Par Roderick
La France était jusqu’à peu restée à l’écart de ce renouveau des inégalités par le haut. Mais une récente étude de l’économiste Camille Landais sur
l’ensemble des revenus déclarés aux impôts (3) a donné la mesure de l’écart entre l’évolution des revenus de l’immense majorité de la population et ceux des plus riches. Sur la période
1998-2005, le revenu moyen déclaré par les Français stagne quasiment, passant de 23 205 à 24 574 euros. 5,9 % de mieux en huit ans, soit… 0,82 % par an en moyenne. Cette moyenne très faible
cache cependant de grandes disparités. Pour les 90 % des Français les moins riches, l’évolution des revenus est en deçà de cette moyenne : 4,6 % de mieux seulement sur la même période. Les
10 % les plus riches sont eux nettement mieux lotis : + 8,7 %. Phénomène étrange, plus on ressert la focale sur des fractions de plus en plus réduites et de plus en plus élevées des hauts
revenus, plus les revenus augmentent de façon spectaculaire (graphique 2). Ainsi, le dix millième des Français les plus riches (3 500 foyers) a-t-il vu sa fortune augmenter de 5,2 %…
chaque année, soit au final 42,6 % de mieux.

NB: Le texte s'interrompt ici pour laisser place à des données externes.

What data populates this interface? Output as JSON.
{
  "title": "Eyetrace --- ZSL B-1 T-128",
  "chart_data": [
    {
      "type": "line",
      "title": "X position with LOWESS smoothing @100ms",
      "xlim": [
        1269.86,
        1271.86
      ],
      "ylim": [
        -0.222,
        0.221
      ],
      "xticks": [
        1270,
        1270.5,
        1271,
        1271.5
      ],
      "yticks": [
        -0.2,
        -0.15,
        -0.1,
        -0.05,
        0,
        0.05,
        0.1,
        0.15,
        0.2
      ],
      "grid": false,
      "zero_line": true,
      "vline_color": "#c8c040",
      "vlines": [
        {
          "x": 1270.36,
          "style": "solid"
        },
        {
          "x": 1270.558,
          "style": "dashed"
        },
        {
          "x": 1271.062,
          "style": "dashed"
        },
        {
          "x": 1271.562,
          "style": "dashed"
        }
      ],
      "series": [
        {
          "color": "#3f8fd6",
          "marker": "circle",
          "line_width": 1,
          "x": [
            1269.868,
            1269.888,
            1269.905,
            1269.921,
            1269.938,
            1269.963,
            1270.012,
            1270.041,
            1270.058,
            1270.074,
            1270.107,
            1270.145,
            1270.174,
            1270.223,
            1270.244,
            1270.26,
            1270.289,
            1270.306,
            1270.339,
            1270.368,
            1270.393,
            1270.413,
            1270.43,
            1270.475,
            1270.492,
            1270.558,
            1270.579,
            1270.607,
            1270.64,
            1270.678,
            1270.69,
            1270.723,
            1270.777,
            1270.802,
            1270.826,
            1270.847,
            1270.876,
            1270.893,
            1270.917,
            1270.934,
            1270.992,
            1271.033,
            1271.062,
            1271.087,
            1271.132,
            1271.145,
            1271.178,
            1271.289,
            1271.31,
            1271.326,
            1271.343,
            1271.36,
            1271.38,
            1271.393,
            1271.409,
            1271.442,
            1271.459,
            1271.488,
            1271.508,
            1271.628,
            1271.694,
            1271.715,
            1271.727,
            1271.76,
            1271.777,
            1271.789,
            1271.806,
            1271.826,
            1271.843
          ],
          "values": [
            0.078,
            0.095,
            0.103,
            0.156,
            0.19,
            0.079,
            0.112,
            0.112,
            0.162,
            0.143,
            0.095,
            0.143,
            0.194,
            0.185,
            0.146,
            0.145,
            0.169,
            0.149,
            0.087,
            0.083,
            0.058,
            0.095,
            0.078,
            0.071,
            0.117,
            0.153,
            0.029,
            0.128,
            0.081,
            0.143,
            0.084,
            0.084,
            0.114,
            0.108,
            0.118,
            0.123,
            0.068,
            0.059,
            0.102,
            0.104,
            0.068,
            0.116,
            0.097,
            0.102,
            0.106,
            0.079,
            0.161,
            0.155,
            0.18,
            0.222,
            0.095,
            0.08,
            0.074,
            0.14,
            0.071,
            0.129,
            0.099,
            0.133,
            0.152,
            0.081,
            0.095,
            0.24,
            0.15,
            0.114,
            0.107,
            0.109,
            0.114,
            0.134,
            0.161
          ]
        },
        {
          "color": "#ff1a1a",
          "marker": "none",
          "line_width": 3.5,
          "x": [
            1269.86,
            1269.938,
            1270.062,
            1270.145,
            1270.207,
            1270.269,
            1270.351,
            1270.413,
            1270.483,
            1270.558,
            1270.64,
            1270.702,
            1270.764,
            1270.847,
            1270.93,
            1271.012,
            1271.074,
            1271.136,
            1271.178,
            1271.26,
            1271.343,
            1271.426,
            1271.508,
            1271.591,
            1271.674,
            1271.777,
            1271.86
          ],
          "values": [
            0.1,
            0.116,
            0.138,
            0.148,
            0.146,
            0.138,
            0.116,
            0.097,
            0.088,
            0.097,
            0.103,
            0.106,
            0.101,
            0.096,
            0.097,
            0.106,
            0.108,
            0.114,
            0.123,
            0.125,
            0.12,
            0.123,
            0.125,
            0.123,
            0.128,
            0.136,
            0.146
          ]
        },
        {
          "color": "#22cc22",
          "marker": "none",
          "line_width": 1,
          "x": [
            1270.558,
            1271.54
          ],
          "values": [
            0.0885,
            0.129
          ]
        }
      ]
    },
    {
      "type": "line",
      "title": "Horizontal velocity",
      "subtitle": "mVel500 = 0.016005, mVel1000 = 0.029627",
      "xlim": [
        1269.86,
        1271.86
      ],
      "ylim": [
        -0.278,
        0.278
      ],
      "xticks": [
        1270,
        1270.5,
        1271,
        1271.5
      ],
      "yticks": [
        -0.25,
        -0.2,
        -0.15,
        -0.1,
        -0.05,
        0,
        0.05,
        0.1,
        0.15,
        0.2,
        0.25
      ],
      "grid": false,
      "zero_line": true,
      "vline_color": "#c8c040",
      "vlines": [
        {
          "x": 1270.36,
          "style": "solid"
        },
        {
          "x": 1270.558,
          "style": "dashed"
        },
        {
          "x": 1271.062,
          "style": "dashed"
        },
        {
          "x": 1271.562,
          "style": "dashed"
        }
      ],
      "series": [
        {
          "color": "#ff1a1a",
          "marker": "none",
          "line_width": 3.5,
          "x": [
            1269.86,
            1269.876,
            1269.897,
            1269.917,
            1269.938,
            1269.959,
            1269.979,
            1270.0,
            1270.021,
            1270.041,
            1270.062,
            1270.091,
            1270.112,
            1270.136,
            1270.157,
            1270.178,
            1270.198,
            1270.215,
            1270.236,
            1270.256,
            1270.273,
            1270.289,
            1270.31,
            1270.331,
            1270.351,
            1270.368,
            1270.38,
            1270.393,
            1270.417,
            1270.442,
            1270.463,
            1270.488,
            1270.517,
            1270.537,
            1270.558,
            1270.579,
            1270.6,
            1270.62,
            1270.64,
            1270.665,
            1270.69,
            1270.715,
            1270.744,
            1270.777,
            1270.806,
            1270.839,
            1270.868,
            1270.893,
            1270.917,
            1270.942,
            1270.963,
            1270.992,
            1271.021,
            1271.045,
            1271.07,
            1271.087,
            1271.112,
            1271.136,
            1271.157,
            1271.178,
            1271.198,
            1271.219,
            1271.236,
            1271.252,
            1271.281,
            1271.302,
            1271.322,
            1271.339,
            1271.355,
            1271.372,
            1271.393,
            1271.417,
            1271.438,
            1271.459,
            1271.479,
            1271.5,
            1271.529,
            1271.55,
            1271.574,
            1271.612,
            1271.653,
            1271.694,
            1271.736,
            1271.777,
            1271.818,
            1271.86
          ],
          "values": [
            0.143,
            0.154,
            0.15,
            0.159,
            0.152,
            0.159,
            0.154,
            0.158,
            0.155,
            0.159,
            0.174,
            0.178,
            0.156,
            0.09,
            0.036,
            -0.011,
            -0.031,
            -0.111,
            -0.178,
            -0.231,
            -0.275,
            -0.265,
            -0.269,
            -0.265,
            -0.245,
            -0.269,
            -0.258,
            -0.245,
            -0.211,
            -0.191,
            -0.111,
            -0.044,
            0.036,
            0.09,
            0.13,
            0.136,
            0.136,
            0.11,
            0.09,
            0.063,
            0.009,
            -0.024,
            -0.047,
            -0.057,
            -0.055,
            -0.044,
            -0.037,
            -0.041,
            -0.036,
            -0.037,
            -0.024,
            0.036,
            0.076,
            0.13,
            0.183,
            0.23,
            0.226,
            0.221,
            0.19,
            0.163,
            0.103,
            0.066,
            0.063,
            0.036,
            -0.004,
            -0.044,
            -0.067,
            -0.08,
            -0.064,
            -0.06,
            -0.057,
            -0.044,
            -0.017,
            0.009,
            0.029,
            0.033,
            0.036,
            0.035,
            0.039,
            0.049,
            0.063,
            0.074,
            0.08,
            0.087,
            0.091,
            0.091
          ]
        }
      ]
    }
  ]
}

Bref, plus on était riche en 1998, plus on est riche en 2005. Et comme ailleurs, les salaires sont pour beaucoup dans cette hausse. Les 250 000 salariés français les mieux payés (1 % de
l’ensemble des salariés) ont vu leurs rémunérations augmenter de 14 %. L’élite des 25 000 meilleurs salaires français a, elle, eu droit à une petite augmentation de 29 %. Pour ceux enfin qui
font partie du club très fermé des 2 500 plus grosses feuilles de paie, alors là, c’est carrément 51 % de mieux en 8 ans ! De ce point de vue, souligne C. Landais, « la France rompt avec
25 ans de grande stabilité de la hiérarchie des salaires, et semble converger vers les modèles de rémunération des hauts salaires anglo-saxons ». Même si elle reste encore un pays
nettement plus égalitariste que l’Angleterre ou les États-Unis.